I thought I had found him: a chief executive who is the exception to the rule that no leader is indispensable.
They rewarded him with their overwhelming backing for $84m in repayment of the pay he had forfeited on leaving Canadian Pacific, another rail company, in January.
Two days later, another pugnacious 72-year-old - Sir Martin Sorrell, long-serving chief executive of advertising group WPP - faced his investors. Holders of 21 per cent of shares voted against his £48m pay package, or abstained, compared with more than a third in 2016, when the overall amount up for approval was a record £70.4m.
Sir Martin is visibly healthier than the oxygen-sipping Mr Harrison. As I wrote in 2015, he is the Benjamin Button of advertising, looking progressively younger as he ages. But the terms on which he is paid and his indispensability are also in question. With each year that passes, as Standard Life, the big institutional investor, pointed out at the annual meeting, "the time to address succession for the CEO shortens and the necessity to do so becomes more pressing".

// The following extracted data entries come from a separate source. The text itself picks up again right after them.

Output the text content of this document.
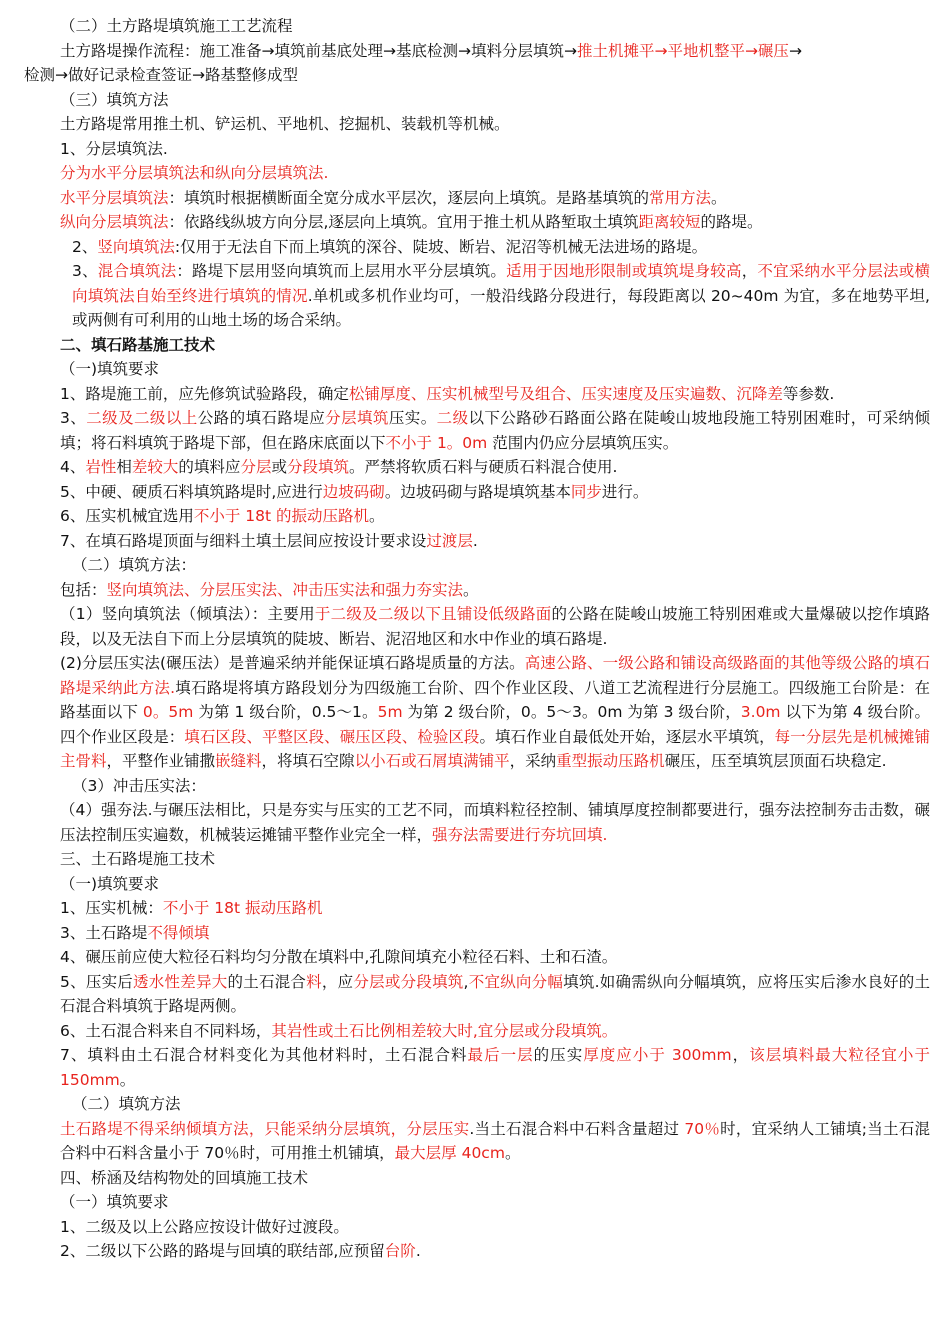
（二）土方路堤填筑施工工艺流程
土方路堤操作流程：施工准备→填筑前基底处理→基底检测→填料分层填筑→推土机摊平→平地机整平→碾压→
检测→做好记录检查签证→路基整修成型
（三）填筑方法
土方路堤常用推土机、铲运机、平地机、挖掘机、装载机等机械。
1、分层填筑法.
分为水平分层填筑法和纵向分层填筑法.
水平分层填筑法：填筑时根据横断面全宽分成水平层次，逐层向上填筑。是路基填筑的常用方法。
纵向分层填筑法：依路线纵坡方向分层,逐层向上填筑。宜用于推土机从路堑取土填筑距离较短的路堤。
2、竖向填筑法:仅用于无法自下而上填筑的深谷、陡坡、断岩、泥沼等机械无法进场的路堤。
3、混合填筑法：路堤下层用竖向填筑而上层用水平分层填筑。适用于因地形限制或填筑堤身较高，不宜采纳水平分层法或横向填筑法自始至终进行填筑的情况.单机或多机作业均可，一般沿线路分段进行，每段距离以 20~40m 为宜，多在地势平坦,或两侧有可利用的山地土场的场合采纳。
二、填石路基施工技术
（一)填筑要求
1、路堤施工前，应先修筑试验路段，确定松铺厚度、压实机械型号及组合、压实速度及压实遍数、沉降差等参数.
3、二级及二级以上公路的填石路堤应分层填筑压实。二级以下公路砂石路面公路在陡峻山坡地段施工特别困难时，可采纳倾填；将石料填筑于路堤下部，但在路床底面以下不小于 1。0m 范围内仍应分层填筑压实。
4、岩性相差较大的填料应分层或分段填筑。严禁将软质石料与硬质石料混合使用.
5、中硬、硬质石料填筑路堤时,应进行边坡码砌。边坡码砌与路堤填筑基本同步进行。
6、压实机械宜选用不小于 18t 的振动压路机。
7、在填石路堤顶面与细料土填土层间应按设计要求设过渡层.
（二）填筑方法：
包括：竖向填筑法、分层压实法、冲击压实法和强力夯实法。
（1）竖向填筑法（倾填法）：主要用于二级及二级以下且铺设低级路面的公路在陡峻山坡施工特别困难或大量爆破以挖作填路段，以及无法自下而上分层填筑的陡坡、断岩、泥沼地区和水中作业的填石路堤.
(2)分层压实法(碾压法）是普遍采纳并能保证填石路堤质量的方法。高速公路、一级公路和铺设高级路面的其他等级公路的填石路堤采纳此方法.填石路堤将填方路段划分为四级施工台阶、四个作业区段、八道工艺流程进行分层施工。四级施工台阶是：在路基面以下 0。5m 为第 1 级台阶，0.5～1。5m 为第 2 级台阶，0。5～3。0m 为第 3 级台阶，3.0m 以下为第 4 级台阶。四个作业区段是：填石区段、平整区段、碾压区段、检验区段。填石作业自最低处开始，逐层水平填筑，每一分层先是机械摊铺主骨料，平整作业铺撒嵌缝料，将填石空隙以小石或石屑填满铺平，采纳重型振动压路机碾压，压至填筑层顶面石块稳定.
（3）冲击压实法：
（4）强夯法.与碾压法相比，只是夯实与压实的工艺不同，而填料粒径控制、铺填厚度控制都要进行，强夯法控制夯击击数，碾压法控制压实遍数，机械装运摊铺平整作业完全一样，强夯法需要进行夯坑回填.
三、土石路堤施工技术
（一)填筑要求
1、压实机械：不小于 18t 振动压路机
3、土石路堤不得倾填
4、碾压前应使大粒径石料均匀分散在填料中,孔隙间填充小粒径石料、土和石渣。
5、压实后透水性差异大的土石混合料，应分层或分段填筑,不宜纵向分幅填筑.如确需纵向分幅填筑，应将压实后渗水良好的土石混合料填筑于路堤两侧。
6、土石混合料来自不同料场，其岩性或土石比例相差较大时,宜分层或分段填筑。
7、填料由土石混合材料变化为其他材料时，土石混合料最后一层的压实厚度应小于 300mm，该层填料最大粒径宜小于 150mm。
（二）填筑方法
土石路堤不得采纳倾填方法，只能采纳分层填筑，分层压实.当土石混合料中石料含量超过 70％时，宜采纳人工铺填;当土石混合料中石料含量小于 70％时，可用推土机铺填，最大层厚 40cm。
四、桥涵及结构物处的回填施工技术
（一）填筑要求
1、二级及以上公路应按设计做好过渡段。
2、二级以下公路的路堤与回填的联结部,应预留台阶.
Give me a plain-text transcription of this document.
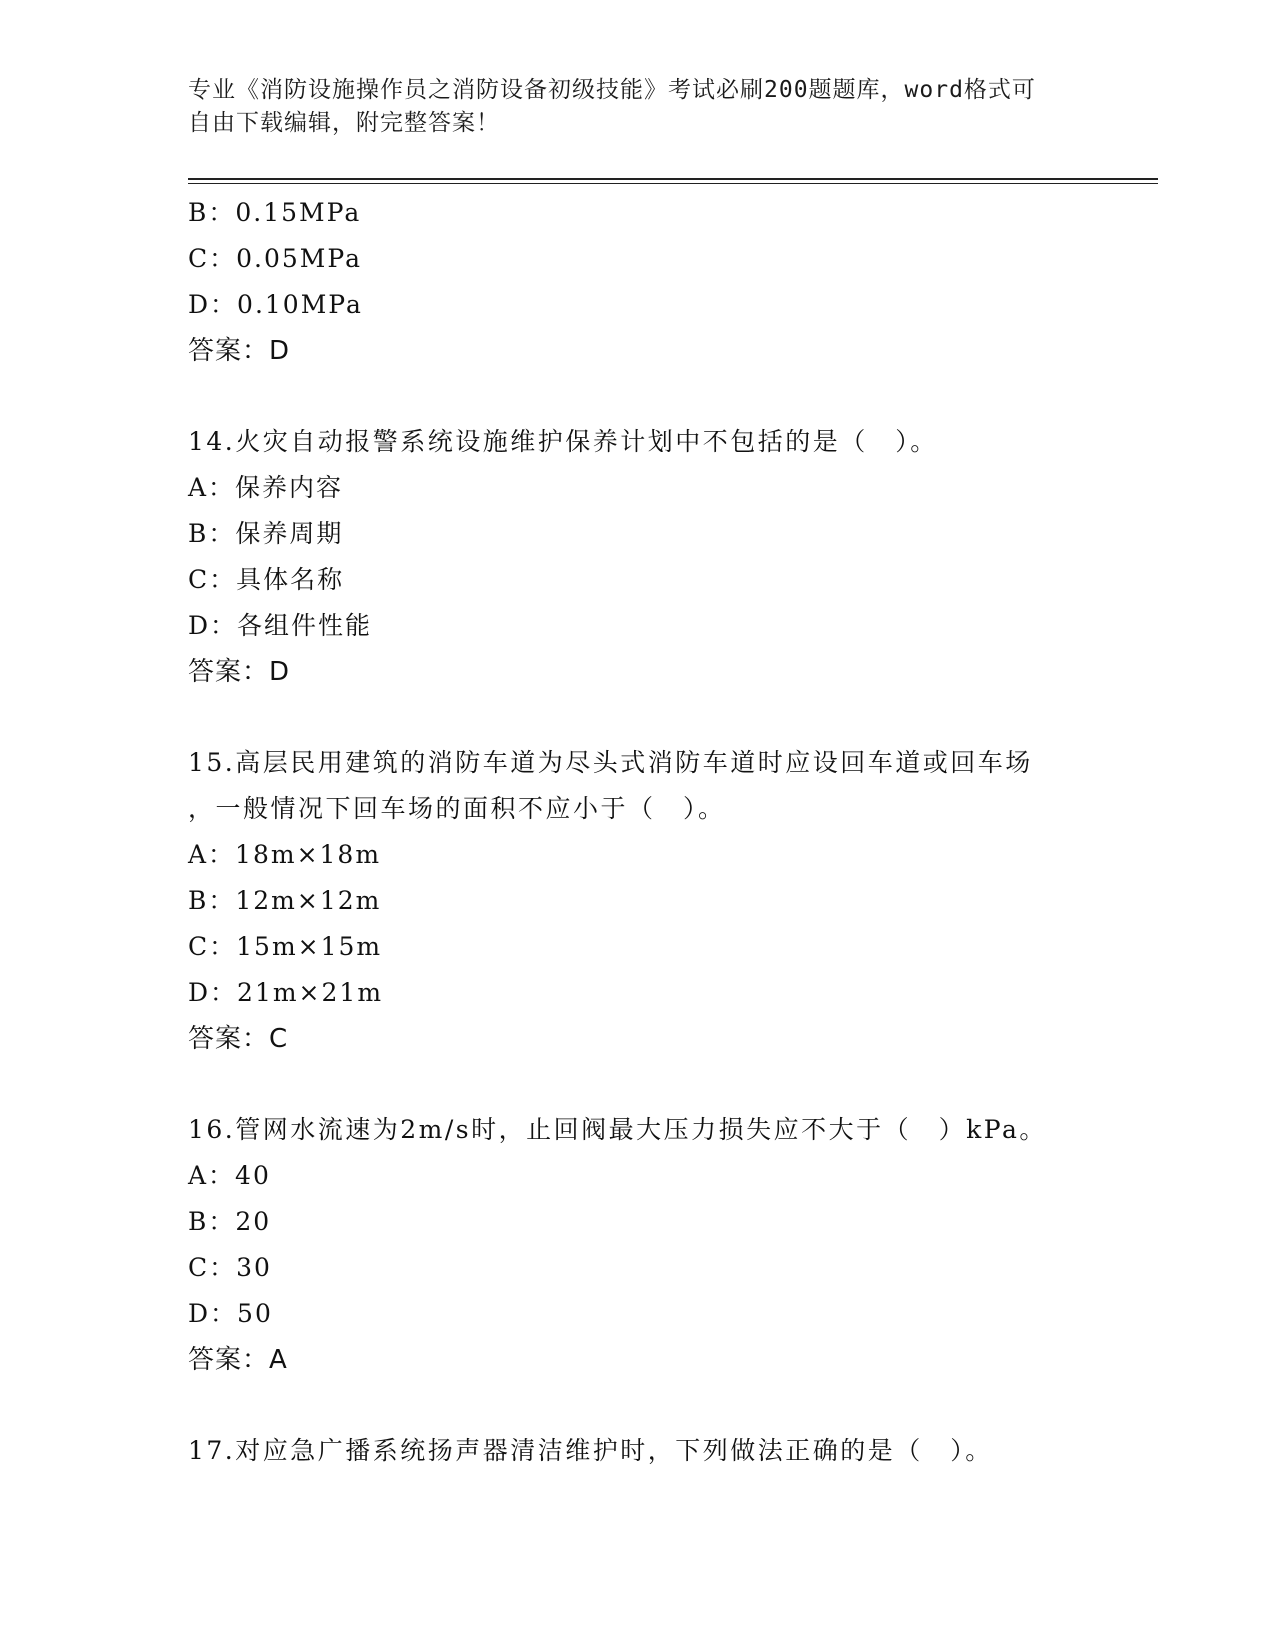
专业《消防设施操作员之消防设备初级技能》考试必刷200题题库，word格式可
自由下载编辑，附完整答案！
B：0.15MPa
C：0.05MPa
D：0.10MPa
答案：D
14.火灾自动报警系统设施维护保养计划中不包括的是（　）。
A：保养内容
B：保养周期
C：具体名称
D：各组件性能
答案：D
15.高层民用建筑的消防车道为尽头式消防车道时应设回车道或回车场
，一般情况下回车场的面积不应小于（　）。
A：18m×18m
B：12m×12m
C：15m×15m
D：21m×21m
答案：C
16.管网水流速为2m/s时，止回阀最大压力损失应不大于（　）kPa。
A：40
B：20
C：30
D：50
答案：A
17.对应急广播系统扬声器清洁维护时，下列做法正确的是（　）。
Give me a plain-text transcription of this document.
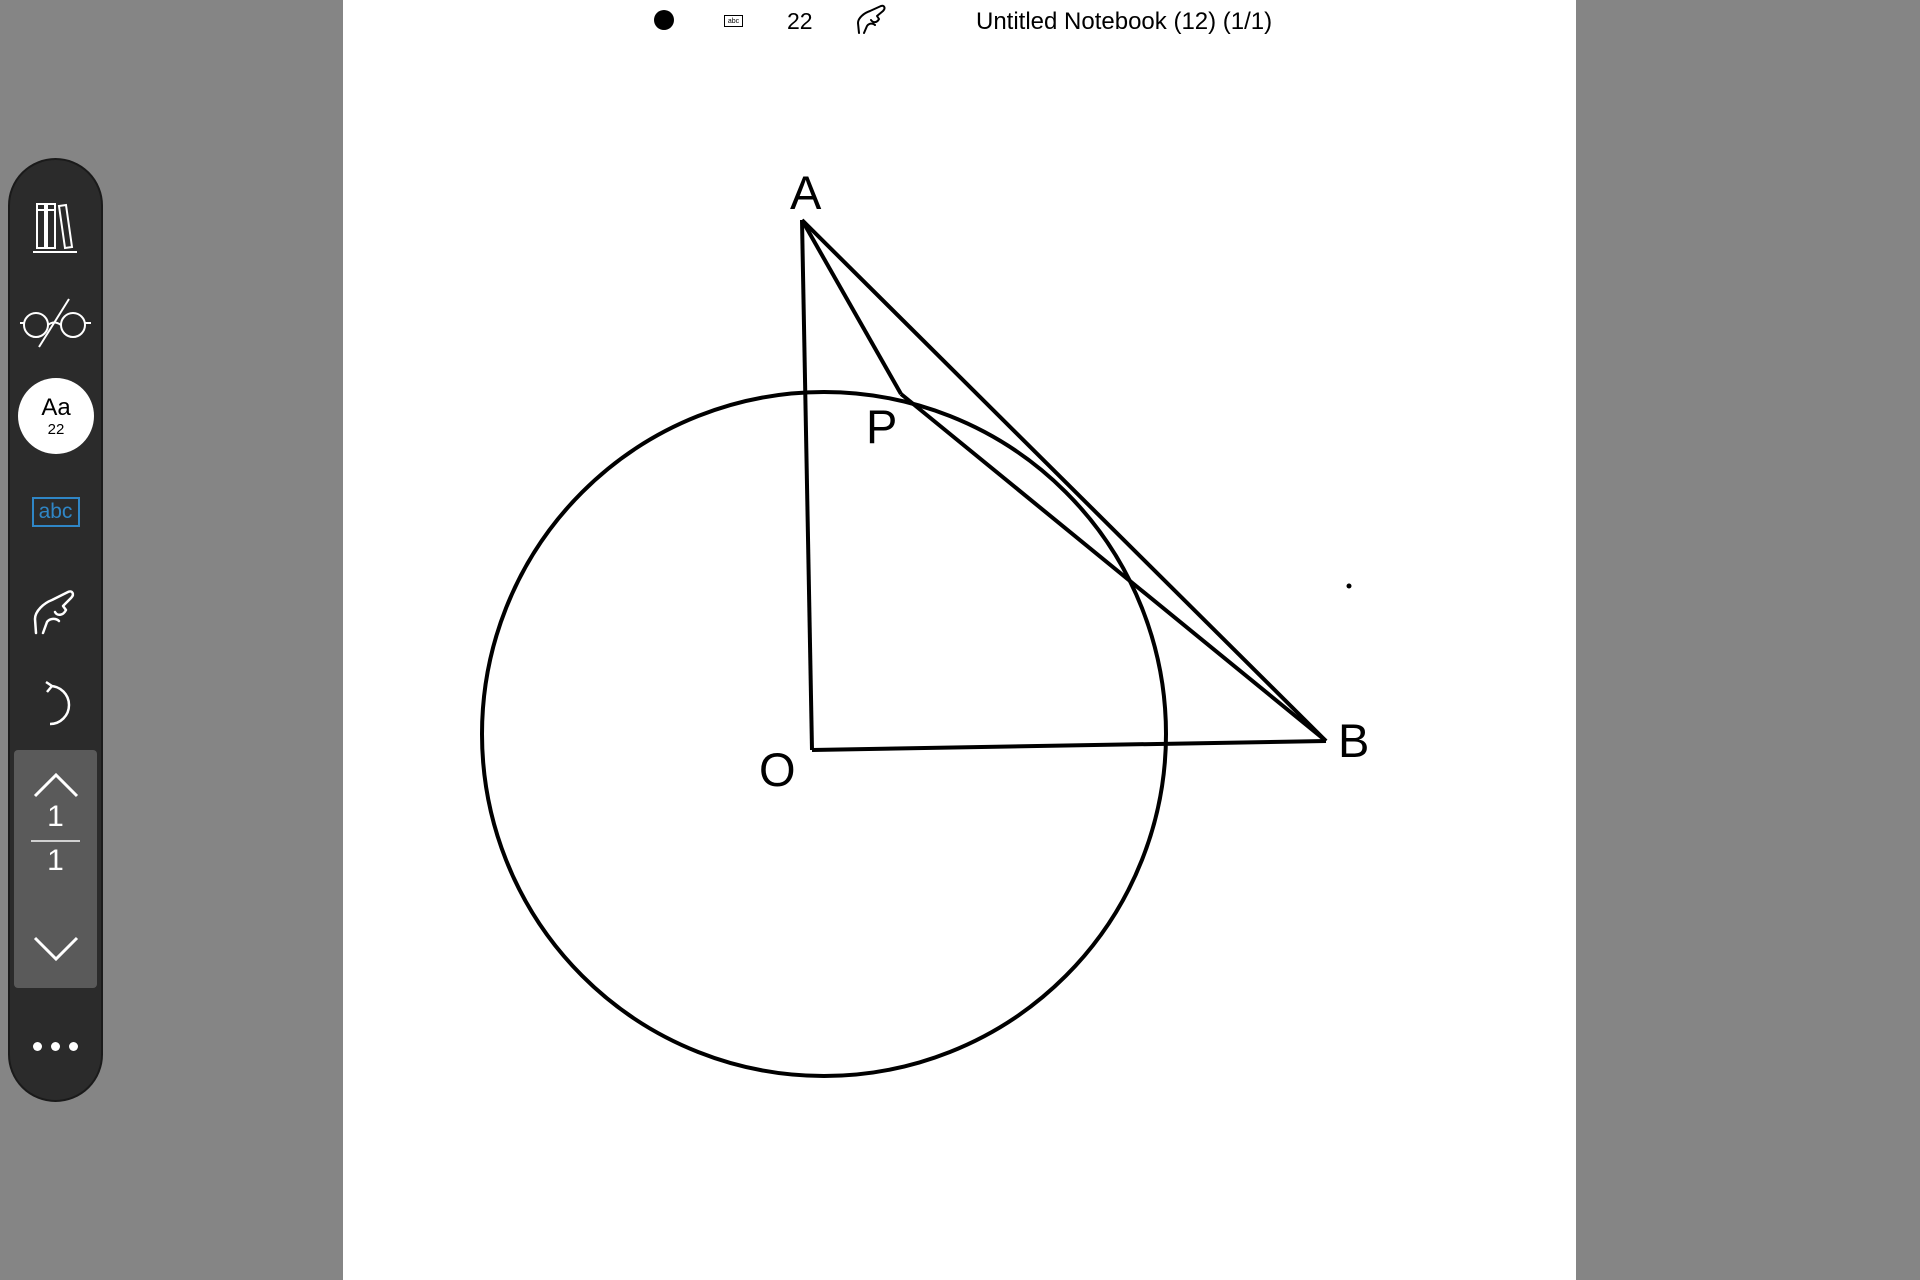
A
B
O
P
abc 22	Untitled Notebook (12) (1/1)
Aa
22
abc
1
1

Mr Harrison's case for receiving tens of millions of dollars is arguably stronger than Sir Martin's. He has revolutionised the performance of a number of railroads, removing one doubt that hangs over one-hit leaders: can they repeat the trick at another organisation?
He wrote the book - two books, in fact - on "precision railroading", a system to improve punctuality and efficiency. To fans, he is the Eiji Toyoda of freight rail, though his ruthless approach riles unions, workers and occasionally customers.
The markets have already shown how valuable they think he is. "His entering the building changes things just by itself," Anthony Hatch, a New York-based analyst, told me. Since Mantle Ridge, an activist hedge fund, made public its plan to install Mr Harrison at CSX, the railroad's shares have surged nearly 50 per cent.
The board grudgingly appointed him in March and left investors with the choice of backing the $84m reimbursement package or losing the wizard who had already conjured up as much as $11bn of stock price appreciation. Under the circumstances - and despite Mr Harrison's unspecified health problems - shareholders were as likely to ditch their driver as the crew of the Cannonball Express would have been to offload Casey Jones in the middle of an ambush by bandits.
Sir Martin's situation is different. He is also a hired hand but one with the skills of an entrepreneur. He built WPP to its current size from the small wire products manufacturer in which he bought a stake in 1985.
Yet, like Mr Harrison, Sir Martin has acquired an aura of indispensability that shareholders are naturally reluctant to challenge as long as WPP continues to increase revenues and profit. Meanwhile, the annual circus of protest about Sir Martin's pay packet masks the more important question raised by Standard Life of who or what comes next.
The problem with the myth of the indispensable chief executive is that the more willing shareholders are to believe it, the more they have to pay to sustain it.
In 1993, a newspaper in Mr Harrison's hometown of Memphis asked why he chose railroading as a career. "Money," he replied. "It was the best-paying job you could find if you were lucky enough to get one."
His luck has held. Having started out oiling railcar wheels, he now commands rich pay and incentives each time he takes a new railroad job.
For CSX investors, though, hiring Mr Harrison is a short-term bet. Whether it pays off depends on his being there long enough to work his turnround alchemy - and give way to a successor.
The evidence is that he is already having an impact. But CSX is a complex challenge. There are few safeguards in case he fails, or, worse, departs before the job is done.
Both Mr Harrison and Sir Martin have an eye on their legacies. But the real proof of whether they are suffering from Ozymandian delusions or have laid down a sound future foundation will only come after they leave.
In fact, the long-term success of their companies depends on their not being indispensable. Their job is to engineer a locomotive that any competent successor can drive, and agree to hand over the controls well before there is any risk of the train hitting the buffers.